Ant Hill Co-op at Springwater, NY. January 2006. Photo by Girts Folkmanis.

"An affordable and sustainable housing organization with aims to serve its members and community through community involvement/service/outreach, serving as incubator and launching point for creative projects, activism, and grand exhibitions. This entails potlucks, volunteering, hosting wayward travelers, freshly baked chocolate chip cookies, robots, print and online publication, intrigue, drama, suspense, assasination, banjos, midnight breakfasts, political abduction, leading urban camping trips to sleep in abandoned buildings, volunteer mobs, knowledge sharing, freshly baked chocolate chip cookies, music of the variety that Robert P. appreciates, public lectuers, optimism, train hopping, cheap and responsible living, a steady stream of new friends and new faces, guerilla art, and freshly baked chocolate chip cookies." — Rob
Restless in Rochester, looking for someplace to go, "Let's go to Springwater [map]," we said. The plan was to tramp about, see the property, drive through villages, hike to waterfalls. Our landlords have a cabin there in Springwater, a land trust, twelve acres owned by as many people. The whole thing bought for $9,000 twenty years ago. Forty miles south of Rochester. I probably have the numbers wrong, but that's the gist of it. Kind of like the Tweedy Cabin, but in rural upstate New York. Our landlords, have I mentioned them? A couple, David and David, the nicest people you've ever met.

We drove down through the countryside, down highway 15, out of Rochester, through the suburbs rife with car dealerships and strip malls, then down into the villages. Parking lots fall away to farmland dotted with elegant old houses. We hadn't planned to spend the night, but as soon as we arrived, it became obvious we would. Hiked out around the pond, saw the zip line and rope swing, lashed together from fallen wood, built by the kids who live there. Drove south to a town, ate pizza and wings at the one and only open eatery. Back at the cabin, coaxed a fire into life in the cast-iron stove. Drank wine and ate chocolate by it. Outside, our galaxy was a sash across the sky, brilliant stars everywhere. Amazing you can drive an hour south of Rochester and be in the middle of nowhere and completely at peace.

Springwater

Jul. 6th, 2005 12:20 pm
I exchanged fireworks for fireflies.

They were a different sort than the ones in Rochester. In Rochester the fireflies are active only at dusk, for about an hour. And they have drawn out, waning sort of pulses. These ones blinked steadily all night long, in a big grassy field with waste-high grasses.

It was good to get out of Rochester, and at night it was so silent that I could hardly sleep. Just a couple miles out of town, the old burnt-out city gives way to farms and barns. Foot-high corn stalks, fields of soybeans. Towns with one stoplight, flashing red in the center of the sole intersection.

Our landlords have a cabin out there, on an open space preserve one of them started along with a dozen other people. They bought ninety-six acres of land twenty years ago. I told you they were co-op maniacs.
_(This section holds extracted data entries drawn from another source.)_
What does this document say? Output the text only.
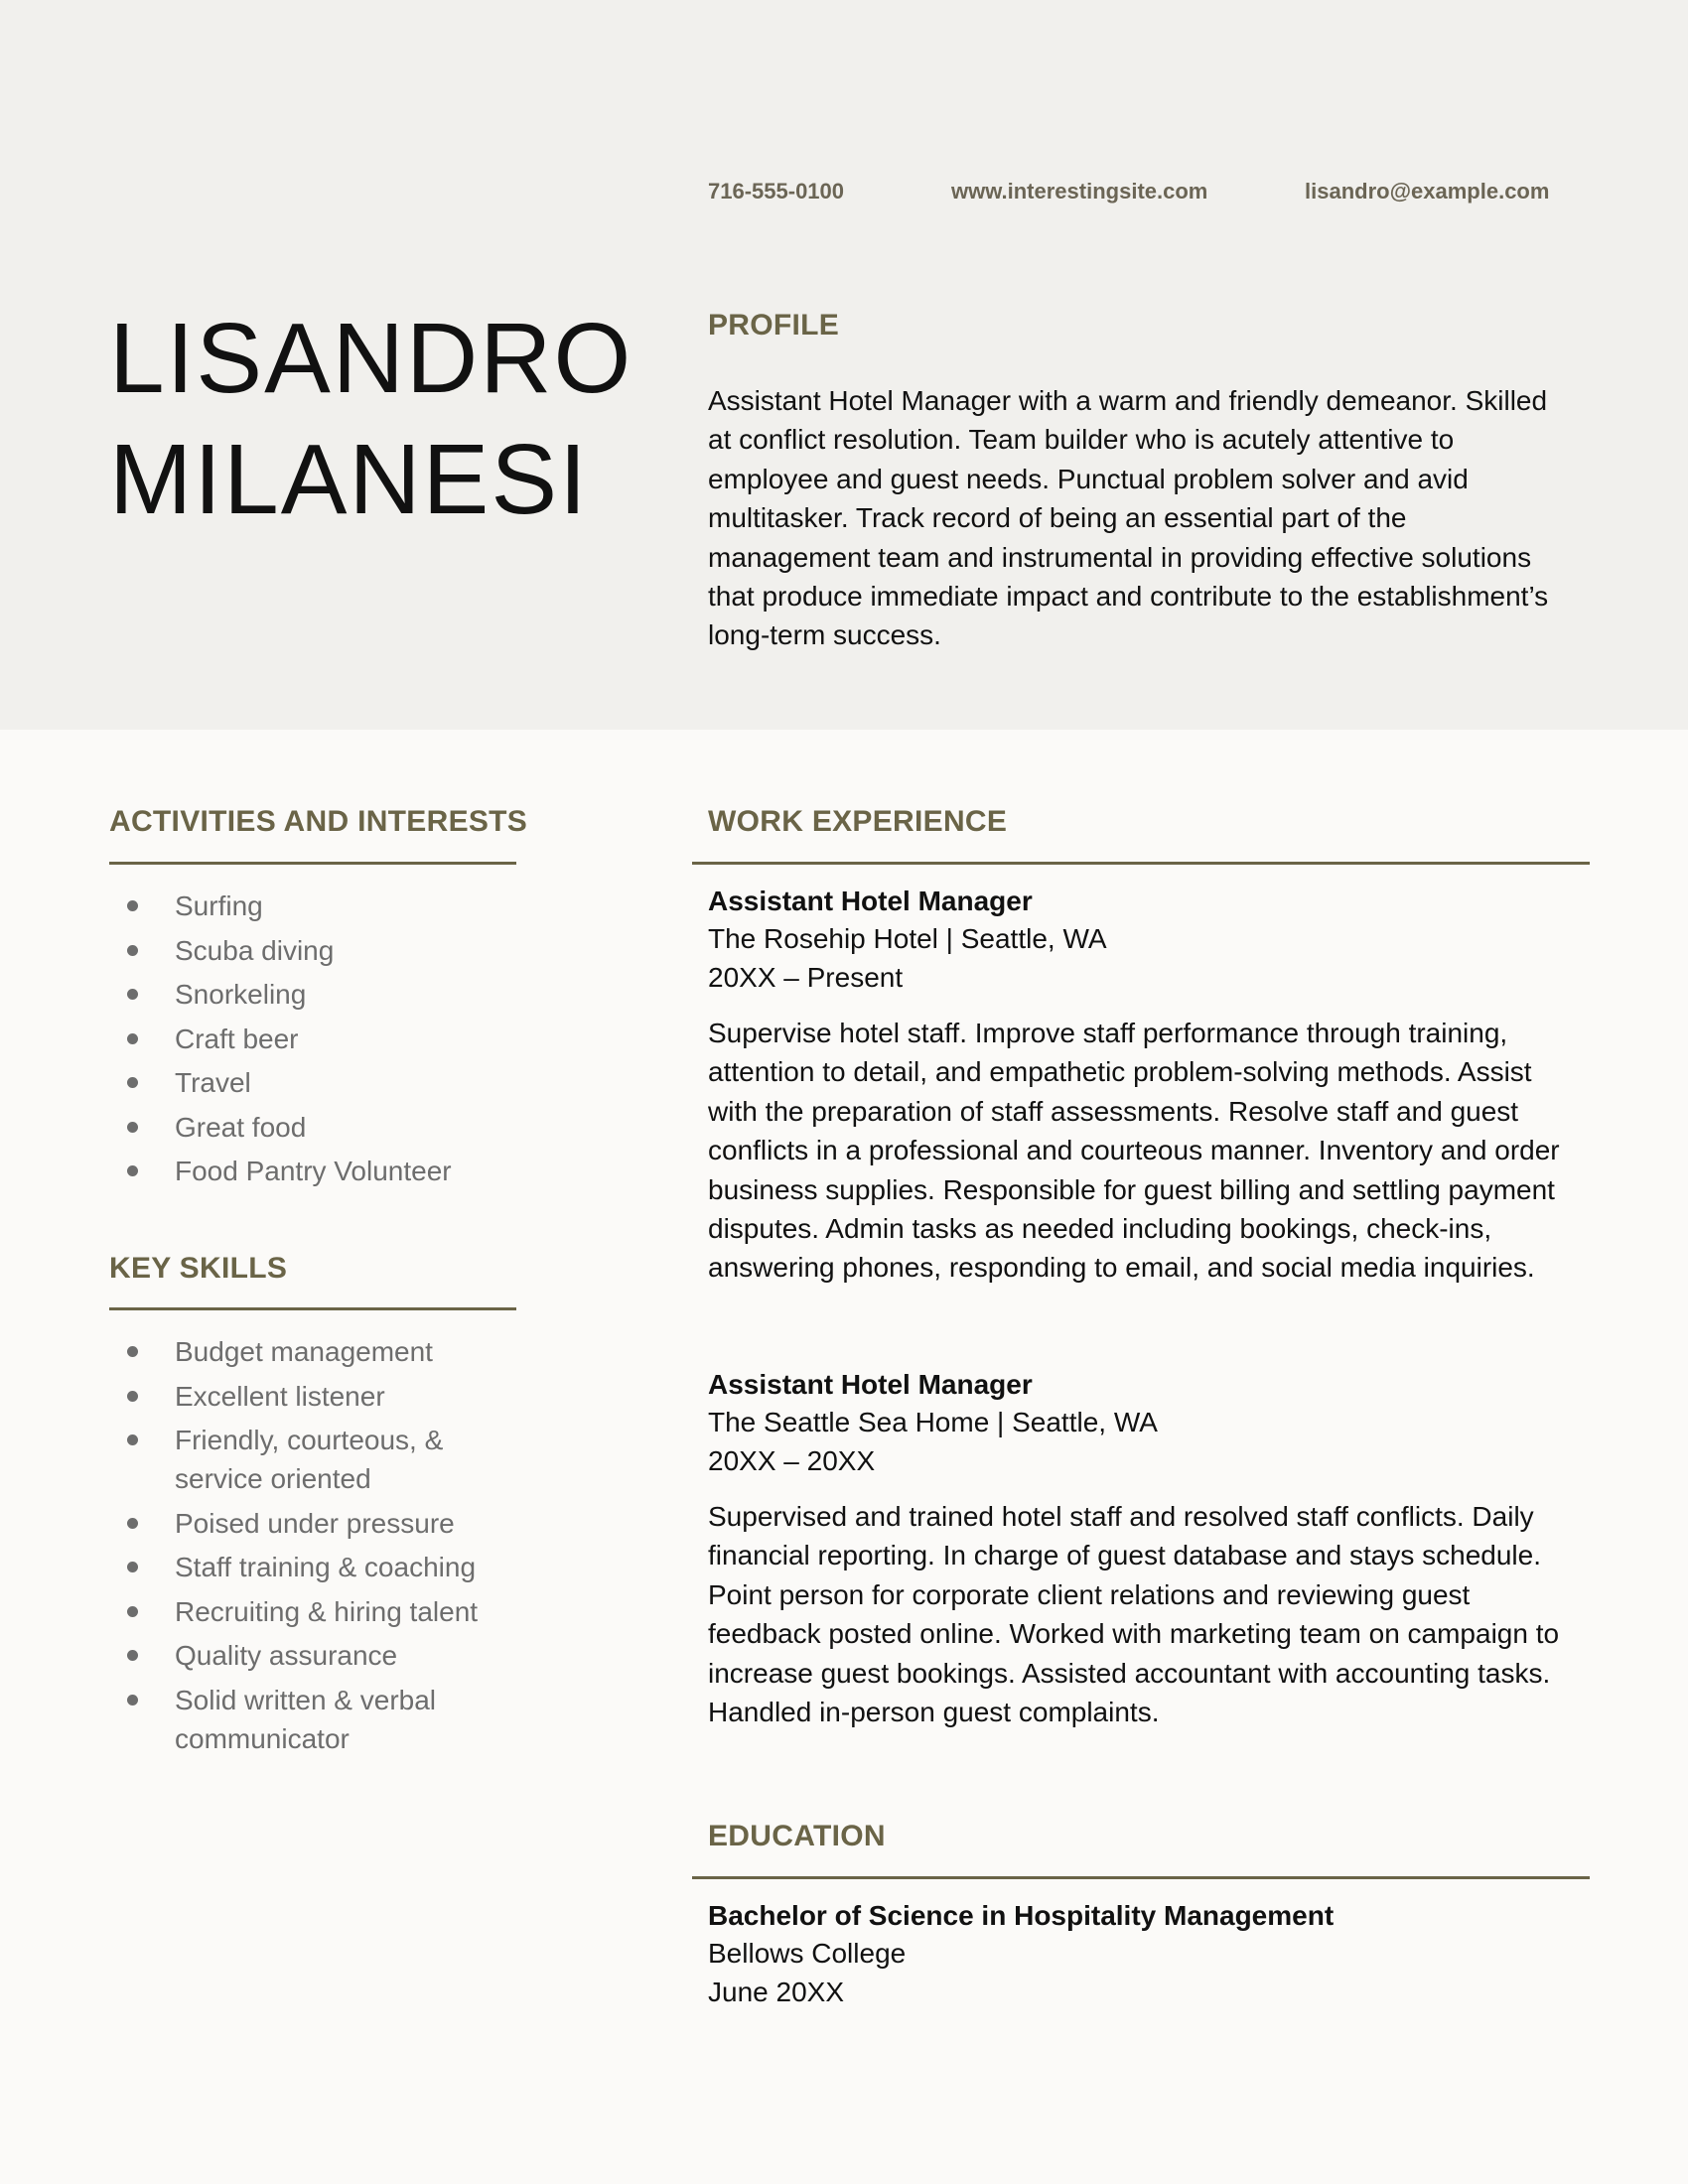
716-555-0100	www.interestingsite.com	lisandro@example.com
LISANDRO
MILANESI
PROFILE

Assistant Hotel Manager with a warm and friendly demeanor. Skilled at conflict resolution. Team builder who is acutely attentive to employee and guest needs. Punctual problem solver and avid multitasker. Track record of being an essential part of the management team and instrumental in providing effective solutions that produce immediate impact and contribute to the establishment’s long-term success.

ACTIVITIES AND INTERESTS
Surfing
Scuba diving
Snorkeling
Craft beer
Travel
Great food
Food Pantry Volunteer
KEY SKILLS
Budget management
Excellent listener
Friendly, courteous, & service oriented
Poised under pressure
Staff training & coaching
Recruiting & hiring talent
Quality assurance
Solid written & verbal communicator
WORK EXPERIENCE
Assistant Hotel Manager
The Rosehip Hotel | Seattle, WA
20XX – Present

Supervise hotel staff. Improve staff performance through training, attention to detail, and empathetic problem-solving methods. Assist with the preparation of staff assessments. Resolve staff and guest conflicts in a professional and courteous manner. Inventory and order business supplies. Responsible for guest billing and settling payment disputes. Admin tasks as needed including bookings, check-ins, answering phones, responding to email, and social media inquiries.

Assistant Hotel Manager
The Seattle Sea Home | Seattle, WA
20XX – 20XX

Supervised and trained hotel staff and resolved staff conflicts. Daily financial reporting. In charge of guest database and stays schedule. Point person for corporate client relations and reviewing guest feedback posted online. Worked with marketing team on campaign to increase guest bookings. Assisted accountant with accounting tasks. Handled in-person guest complaints.

EDUCATION
Bachelor of Science in Hospitality Management
Bellows College
June 20XX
As we arrived we joined, as if in one continuous motion, a trek out to the pond. With a lashed-up zipline, diving board, and rope swing, and everyone frolicking in the pond it was like hippy pioneer camp. There was a huge potluck and much delicious food. I think everyone from Ant Hill came (except [livejournal.com profile] ultraman) and we had some guests too. Our contributions: a rhubarb pie (Ben), a huge bowl of hummous (me, under Ben's direction), a chicken curry (Amol), and 1.5 gallons of premium beer.

At the cabin, the bat house, which had fallen down, was reinstalled. Under the porch are the parts to a make-shift hot tub, under construction.